Most lawmakers, government officials and industry groups are on board with the bill, arguing it’s a necessary step to bolster the nation’s cyber defenses. Privacy advocates remain steadfast in opposition, claiming the measure would merely shuttle more of Americans’ private data to the National Security Agency.
CISA, Collins said, “would take immediate steps to reduce the vulnerability of sensitive information systems in both the public and private sector” and at the White House.
Officials acknowledged in October the White House system had been hit by hackers but downplayed the event. The cyber assailants only accessed the unclassified system, and computers were not damaged, they said.
But a report Tuesday indicated the hackers had gotten their hands on highly sensitive information, such as the president’s schedule, within that unclassified system.
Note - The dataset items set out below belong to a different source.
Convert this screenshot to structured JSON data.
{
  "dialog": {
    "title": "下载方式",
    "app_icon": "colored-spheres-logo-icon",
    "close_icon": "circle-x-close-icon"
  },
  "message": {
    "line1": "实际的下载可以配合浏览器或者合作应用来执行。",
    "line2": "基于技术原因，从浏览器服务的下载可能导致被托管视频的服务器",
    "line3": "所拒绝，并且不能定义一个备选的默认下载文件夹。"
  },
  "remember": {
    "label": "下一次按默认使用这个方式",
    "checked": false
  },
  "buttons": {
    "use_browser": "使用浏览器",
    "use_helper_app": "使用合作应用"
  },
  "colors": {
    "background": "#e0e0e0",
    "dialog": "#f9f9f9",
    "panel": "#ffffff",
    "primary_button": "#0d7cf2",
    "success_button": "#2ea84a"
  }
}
While portions of Obama’s schedule are made public, many meetings and phone calls are known only to senior staffers.
Such intimate knowledge would be valuable to foreign intelligence agencies in countries like Russia, which is thought to be behind the attack.
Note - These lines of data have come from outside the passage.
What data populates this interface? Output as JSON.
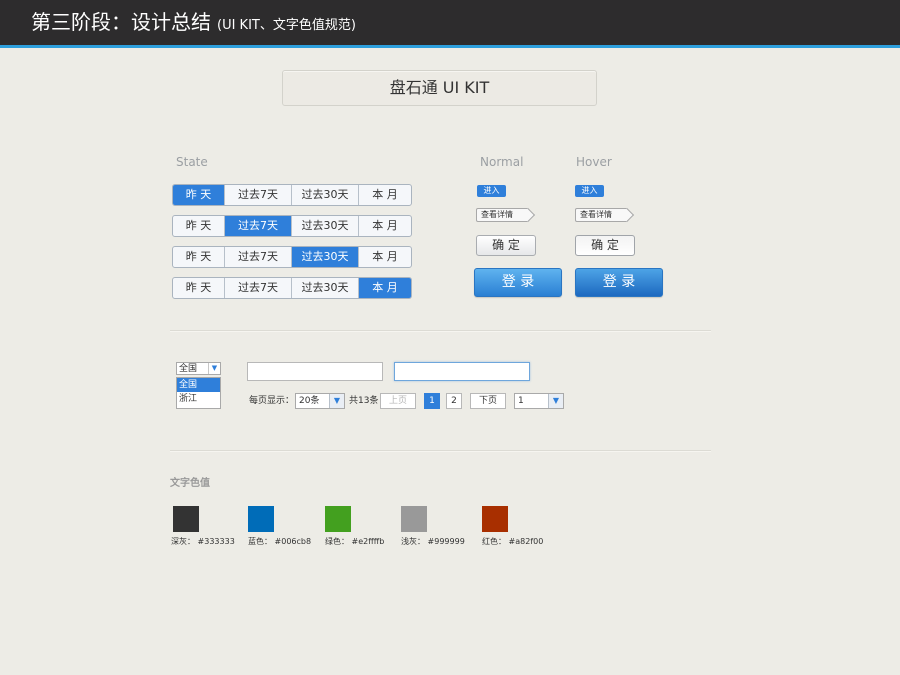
{
  "header": {
    "title": "第三阶段：设计总结",
    "subtitle": "(UI KIT、文字色值规范)"
  },
  "kit_title": "盘石通  UI KIT",
  "state": {
    "label": "State",
    "segments": [
      "昨 天",
      "过去7天",
      "过去30天",
      "本 月"
    ],
    "rows_active_index": [
      0,
      1,
      2,
      3
    ]
  },
  "buttons": {
    "normal_label": "Normal",
    "hover_label": "Hover",
    "enter": "进入",
    "detail": "查看详情",
    "confirm": "确 定",
    "login": "登 录"
  },
  "form": {
    "select_value": "全国",
    "select_options": [
      "全国",
      "浙江"
    ],
    "pager": {
      "per_page_label": "每页显示：",
      "per_page_value": "20条",
      "total": "共13条",
      "prev": "上页",
      "pages": [
        "1",
        "2"
      ],
      "next": "下页",
      "jump_value": "1"
    }
  },
  "text_colors": {
    "title": "文字色值",
    "items": [
      {
        "name": "深灰：",
        "value": "#333333",
        "hex": "#333333"
      },
      {
        "name": "蓝色：",
        "value": "#006cb8",
        "hex": "#006cb8"
      },
      {
        "name": "绿色：",
        "value": "#e2ffffb",
        "hex": "#43a01f"
      },
      {
        "name": "浅灰：",
        "value": "#999999",
        "hex": "#999999"
      },
      {
        "name": "红色：",
        "value": "#a82f00",
        "hex": "#a82f00"
      }
    ]
  }
}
The report also revealed Russian hackers used a previous intrusion at the State Department as a foothold to get into the White House’s network.
“These reports are troubling and further expose that our nation’s defenses against cyberattacks are dangerously inadequate,” Collins said.
The Senate’s cyber bill would make all cyber threat data sharing voluntary. Collins thinks the threat is serious enough that some information sharing should be mandatory.
The Maine Republican offered an amendment during the CISA markup that would have created two tiers of sharing. While 99 percent of businesses would use the voluntary program, critical infrastructure companies would have a mandatory data-sharing requirement.
“A single successful cyberattack against certain critical infrastructure could cause catastrophic economic damage, loss of life, or the severe degradation of our national security or defense,” Collins said.
The amendment did not make it into the final text, however. That hasn’t diminished Collins’s support for the bill.
CISA “would remove significant legal and economic disincentives that currently impede information sharing between private industry and government that can promote the identification and mitigation of cyber threats,” she said.